An example of this can be understood from the comparison of the Dodge Durango and Chrysler Aspen. Also, the company has done a poor job at clearly differentiating these brands from one another and targeting each at distinctly different consumer segments. Chryslers’ misfortunes can be directly associated to the company’s inability to successfully attribute itself to its sister brand, Mercedes-Benz. While Chrysler benefits form Mercedes’ superior quality and engineering, The German manufacturer reaps the benefits of economies of scale. Both companies have come together “ on meeting the very stringent fuel economy and exhaust emission requirements of the future” (Taylor, 2007). Although both benefits from corporate synergy, Chrysler has really missed out on the opportunity to boost consumer’s perceived value of the brand by associating it to the brand values and equity which Mercedes prestigiously holds. Recommendations: As a first priority, it is imperative that Chrysler gain something positive from their marketing contribution.

While DaimlerChrysler occupies the position of the 10th largest spender on advertising in the US spending nearly $2. 2 billion in 2005 (Appendix A), the time has come to effectively associate Chrysler to its parent company. Chrysler must drop its substandard Dr.

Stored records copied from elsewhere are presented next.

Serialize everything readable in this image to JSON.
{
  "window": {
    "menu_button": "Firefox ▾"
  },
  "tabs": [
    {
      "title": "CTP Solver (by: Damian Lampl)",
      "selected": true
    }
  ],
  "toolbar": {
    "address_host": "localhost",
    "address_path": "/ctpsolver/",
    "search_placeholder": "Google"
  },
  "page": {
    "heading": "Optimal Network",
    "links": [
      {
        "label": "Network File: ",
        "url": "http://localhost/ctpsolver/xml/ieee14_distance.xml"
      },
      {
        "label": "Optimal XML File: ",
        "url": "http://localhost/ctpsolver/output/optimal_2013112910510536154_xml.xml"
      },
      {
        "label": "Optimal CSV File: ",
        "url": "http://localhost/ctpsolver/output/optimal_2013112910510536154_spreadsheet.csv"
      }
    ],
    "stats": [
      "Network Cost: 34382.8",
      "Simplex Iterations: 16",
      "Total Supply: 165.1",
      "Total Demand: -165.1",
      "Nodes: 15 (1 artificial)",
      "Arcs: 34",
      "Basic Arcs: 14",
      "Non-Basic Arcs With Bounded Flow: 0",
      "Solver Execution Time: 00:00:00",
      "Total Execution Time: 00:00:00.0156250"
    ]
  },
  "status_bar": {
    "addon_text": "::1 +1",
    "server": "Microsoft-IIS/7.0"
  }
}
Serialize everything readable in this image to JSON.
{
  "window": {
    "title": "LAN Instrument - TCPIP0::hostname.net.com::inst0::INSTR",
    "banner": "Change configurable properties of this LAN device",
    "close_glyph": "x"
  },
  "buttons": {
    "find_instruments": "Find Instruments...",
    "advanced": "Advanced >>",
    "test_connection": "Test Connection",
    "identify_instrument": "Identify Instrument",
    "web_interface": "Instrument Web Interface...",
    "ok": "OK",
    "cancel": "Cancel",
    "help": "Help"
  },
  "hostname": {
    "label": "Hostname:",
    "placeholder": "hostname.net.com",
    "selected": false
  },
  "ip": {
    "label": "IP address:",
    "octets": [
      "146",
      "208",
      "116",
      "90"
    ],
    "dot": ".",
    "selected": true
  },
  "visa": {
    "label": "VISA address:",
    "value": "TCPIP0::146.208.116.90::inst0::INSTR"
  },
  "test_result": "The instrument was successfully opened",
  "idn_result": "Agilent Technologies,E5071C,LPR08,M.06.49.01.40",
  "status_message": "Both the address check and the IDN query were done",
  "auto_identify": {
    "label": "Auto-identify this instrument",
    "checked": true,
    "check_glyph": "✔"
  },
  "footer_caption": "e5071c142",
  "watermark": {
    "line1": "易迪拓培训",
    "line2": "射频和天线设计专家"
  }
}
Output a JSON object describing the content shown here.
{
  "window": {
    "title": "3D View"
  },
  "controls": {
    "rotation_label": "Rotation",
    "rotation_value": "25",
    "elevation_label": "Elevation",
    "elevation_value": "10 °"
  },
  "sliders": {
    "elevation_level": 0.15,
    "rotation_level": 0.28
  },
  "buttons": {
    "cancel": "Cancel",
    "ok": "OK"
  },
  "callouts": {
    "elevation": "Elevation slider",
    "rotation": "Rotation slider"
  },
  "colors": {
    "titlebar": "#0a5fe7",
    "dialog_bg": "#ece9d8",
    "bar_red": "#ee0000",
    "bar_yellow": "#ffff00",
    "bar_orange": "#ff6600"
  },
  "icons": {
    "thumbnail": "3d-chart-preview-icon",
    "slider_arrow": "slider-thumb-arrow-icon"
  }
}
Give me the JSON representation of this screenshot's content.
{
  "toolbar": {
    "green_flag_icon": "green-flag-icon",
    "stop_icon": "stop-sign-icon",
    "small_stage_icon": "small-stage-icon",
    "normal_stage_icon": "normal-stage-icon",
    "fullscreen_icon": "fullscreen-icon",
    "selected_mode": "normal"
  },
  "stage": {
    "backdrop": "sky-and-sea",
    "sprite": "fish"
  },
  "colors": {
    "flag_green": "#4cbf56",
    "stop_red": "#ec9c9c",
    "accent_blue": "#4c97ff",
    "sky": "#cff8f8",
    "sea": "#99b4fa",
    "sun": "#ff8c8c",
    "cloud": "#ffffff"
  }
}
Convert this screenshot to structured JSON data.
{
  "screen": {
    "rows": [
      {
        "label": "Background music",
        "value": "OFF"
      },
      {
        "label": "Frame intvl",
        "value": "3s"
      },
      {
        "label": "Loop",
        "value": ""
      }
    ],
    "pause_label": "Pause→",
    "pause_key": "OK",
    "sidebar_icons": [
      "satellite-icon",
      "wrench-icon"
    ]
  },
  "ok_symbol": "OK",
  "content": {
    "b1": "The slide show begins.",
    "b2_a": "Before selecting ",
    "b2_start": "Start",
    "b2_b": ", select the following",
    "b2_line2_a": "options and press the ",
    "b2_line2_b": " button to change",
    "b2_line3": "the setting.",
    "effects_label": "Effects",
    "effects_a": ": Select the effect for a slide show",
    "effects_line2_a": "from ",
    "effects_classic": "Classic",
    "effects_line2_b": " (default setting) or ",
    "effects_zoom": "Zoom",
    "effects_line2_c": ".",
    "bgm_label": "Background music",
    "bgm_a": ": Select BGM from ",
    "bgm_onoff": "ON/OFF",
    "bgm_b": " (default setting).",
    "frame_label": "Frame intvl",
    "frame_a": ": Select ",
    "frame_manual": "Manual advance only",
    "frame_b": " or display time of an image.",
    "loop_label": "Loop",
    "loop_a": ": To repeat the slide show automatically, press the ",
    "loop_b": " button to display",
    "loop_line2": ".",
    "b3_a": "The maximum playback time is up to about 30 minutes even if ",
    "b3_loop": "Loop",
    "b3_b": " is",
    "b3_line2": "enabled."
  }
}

Z campaign, and devise a strategy which is efficient in its effort to associate the brand values with the historically revered industry dominator, Mercedes-Benz. Although the objective of the Dr. Z campaign is parallel, it failed in doing so because of low awareness of the merger among consumers (Minnini, 2006). The more consumers can associate the brand with the value perceived by German engineering, the more success the company will have in the long-run. A secondary marketing effort should also be aimed at differentiating among the three North American brands in order to reduce pressure of overlapping models.

A long term strategy is recommended for differentiated brand positioning which would entail a strategic need based-segmentation process but for brands instead of particular products.